Mataram os passarinhos de Deus!

* Por Edir Araujo

(Resenha literária em verso e prosa, inspirada no livro

Corpo Vivo, de Adonias Filho)

A morte, naqueles confins do sul da Bahia,

penetra as matas e os corações de pedra.

Como numa arena dos tempos romanos,

as feras devoram os inocentes...

para ambição feroz dos poderosos,

numa furiosa cegueira por mais e mais terras

(cujo ouro maldito é o cacau).

Ouvem-se gritos horrorizados pelas selvas;

é Hebe, anunciando, aterrorizada:

“Mataram os passarinhos de Deus.”

Padrinho Abílio é quem encontra os mortos.

Sobre o sangue derramado florescerá o cacau;

ouro que provoca ambição e desgraça.

Hebe profetizou o fim... e agora corre alardeando

por aqueles rincões, pelas entranhas daquele mundo selvagem:

“Mataram os passarinhos de Deus."

Compadre Januário e família, mortos.

Da chacina só escapa o menino Cajango.

Nosso fabuloso herói, que parece personificar

tão bem uma tragédia grega, tamanha a sua grandeza.

E ei-lo já crescido, a vingança nos olhos,

o bugre, a cara de pedra, cuja rebeldia,

transcende toda a amargura do seu peito.

Tendo por único objetivo; vingar a bruxa doida;

é Hebe, bradando aos quatro ventos:

“Mataram os passarinhos de Deus”.

Há também um tal de João Caio, com sua pulseira de ferro.

Dico Gaspar, com seu calção de couro de carneiro;

chefe de um dos bandos de Cajango, que castigará

severamente caboclo Juca, o traidor,

sendo devorado pelos cães famintos.

É o selvagem tagarela nas roças de cacau.

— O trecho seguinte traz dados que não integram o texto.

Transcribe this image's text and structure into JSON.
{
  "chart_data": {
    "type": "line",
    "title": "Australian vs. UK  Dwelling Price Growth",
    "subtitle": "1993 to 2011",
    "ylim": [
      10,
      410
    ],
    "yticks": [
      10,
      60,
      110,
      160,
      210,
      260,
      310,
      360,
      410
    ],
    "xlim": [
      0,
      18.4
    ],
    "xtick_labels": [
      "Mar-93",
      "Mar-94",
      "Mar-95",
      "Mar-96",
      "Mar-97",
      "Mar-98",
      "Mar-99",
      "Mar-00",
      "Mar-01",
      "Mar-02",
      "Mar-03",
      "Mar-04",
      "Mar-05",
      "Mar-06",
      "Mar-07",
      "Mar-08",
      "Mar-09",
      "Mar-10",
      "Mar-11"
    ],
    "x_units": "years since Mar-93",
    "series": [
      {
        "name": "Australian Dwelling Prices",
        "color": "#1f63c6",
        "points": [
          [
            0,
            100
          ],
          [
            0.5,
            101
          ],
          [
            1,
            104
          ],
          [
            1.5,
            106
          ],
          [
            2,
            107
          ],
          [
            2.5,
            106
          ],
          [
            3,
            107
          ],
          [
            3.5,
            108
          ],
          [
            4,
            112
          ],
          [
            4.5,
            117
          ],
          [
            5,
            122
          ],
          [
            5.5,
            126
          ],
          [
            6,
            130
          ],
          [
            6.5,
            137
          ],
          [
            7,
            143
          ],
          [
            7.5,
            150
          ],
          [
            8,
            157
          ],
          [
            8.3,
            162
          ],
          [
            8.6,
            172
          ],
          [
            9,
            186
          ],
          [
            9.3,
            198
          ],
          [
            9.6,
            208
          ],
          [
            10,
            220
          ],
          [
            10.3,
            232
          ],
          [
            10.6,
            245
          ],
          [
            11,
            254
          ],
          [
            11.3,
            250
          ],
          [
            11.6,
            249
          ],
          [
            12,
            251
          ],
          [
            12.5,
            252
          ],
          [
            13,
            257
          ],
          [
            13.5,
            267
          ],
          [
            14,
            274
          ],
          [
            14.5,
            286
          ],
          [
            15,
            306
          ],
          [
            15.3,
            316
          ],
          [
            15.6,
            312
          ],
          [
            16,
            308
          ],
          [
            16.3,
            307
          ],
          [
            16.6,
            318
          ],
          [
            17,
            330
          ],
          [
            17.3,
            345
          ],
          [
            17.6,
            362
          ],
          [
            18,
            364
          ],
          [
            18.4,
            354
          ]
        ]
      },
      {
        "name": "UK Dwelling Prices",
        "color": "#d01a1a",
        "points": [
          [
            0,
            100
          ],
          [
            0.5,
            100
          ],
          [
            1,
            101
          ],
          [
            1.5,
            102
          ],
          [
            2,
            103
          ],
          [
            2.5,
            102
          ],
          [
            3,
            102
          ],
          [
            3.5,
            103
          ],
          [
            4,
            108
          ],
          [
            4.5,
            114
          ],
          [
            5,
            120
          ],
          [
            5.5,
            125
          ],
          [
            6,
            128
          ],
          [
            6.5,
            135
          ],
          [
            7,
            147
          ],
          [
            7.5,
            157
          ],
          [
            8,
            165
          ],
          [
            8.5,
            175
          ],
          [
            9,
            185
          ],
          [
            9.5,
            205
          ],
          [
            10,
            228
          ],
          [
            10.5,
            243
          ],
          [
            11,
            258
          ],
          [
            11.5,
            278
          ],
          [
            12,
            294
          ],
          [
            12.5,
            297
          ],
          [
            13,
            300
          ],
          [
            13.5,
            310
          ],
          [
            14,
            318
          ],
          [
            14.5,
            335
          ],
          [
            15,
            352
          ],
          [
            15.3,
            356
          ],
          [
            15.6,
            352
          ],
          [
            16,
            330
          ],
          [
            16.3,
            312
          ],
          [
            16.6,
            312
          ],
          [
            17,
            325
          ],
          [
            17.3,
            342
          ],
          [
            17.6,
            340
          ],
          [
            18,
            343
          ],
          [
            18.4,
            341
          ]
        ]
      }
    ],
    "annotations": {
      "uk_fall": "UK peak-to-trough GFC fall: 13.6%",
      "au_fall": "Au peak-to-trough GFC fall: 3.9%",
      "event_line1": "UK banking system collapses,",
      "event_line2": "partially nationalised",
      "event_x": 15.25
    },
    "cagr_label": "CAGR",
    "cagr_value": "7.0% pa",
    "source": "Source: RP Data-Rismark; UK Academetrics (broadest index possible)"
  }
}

É temido, e seu nome está em todas as bocas,

em todos os caminhos, por onde também passa

Hebe, que grita, célere:

“Mataram os passarinhos de Deus”.

Entre os seios de Malva,

a cruz de arame do negro Setembro;

morto heroicamente num combate.

Mas a presença desta mulher foi reclamada

pois que poria em risco a vida de Cajango,

caído de amores por ela, e um deles dirá:

“Hebe, a bruxa doida, avisou muitas vezes

que esta mulher chegaria...”

E chegou. E com ela a discórdia...

Mas um deles também teria dito:

- "Cajango deveria ter matado Hebe".

Cujos gritos ecoam pela selva sombria:

“Mataram os passarinhos de Deus”.

Qual uma entidade fantástica, vivente das sombras,

dela falam as bocas, os ouvidos ouvem, aqui e acolá;

É Hebe, a velha bruxa, berrando,

como uma alma penada, pelas veredas:

“Mataram os passarinhos de Deus”.

Cajango é caçado, implacavelmente.

E todos querem a sua cabeça.

Sua cabeça está a prêmio, vale ouro!

Talvez tanto quanto a desenfreada

cobiça dos fazendeiros de cacau.

Mas no que tange ao amor, com seus encantos,

só uma mulher faria o milagre.

Assim Malva entraria em cena,

conquistando seu coração de pedra;

rude, vingativo e selvagem...

Pela qual nosso herói mata Inuri, seu tio e tutor,

num duelo épico, lírico, sangrento.

E corre o casal, numa fuga incansável.

Deixando para trás a terra banhada de sangue.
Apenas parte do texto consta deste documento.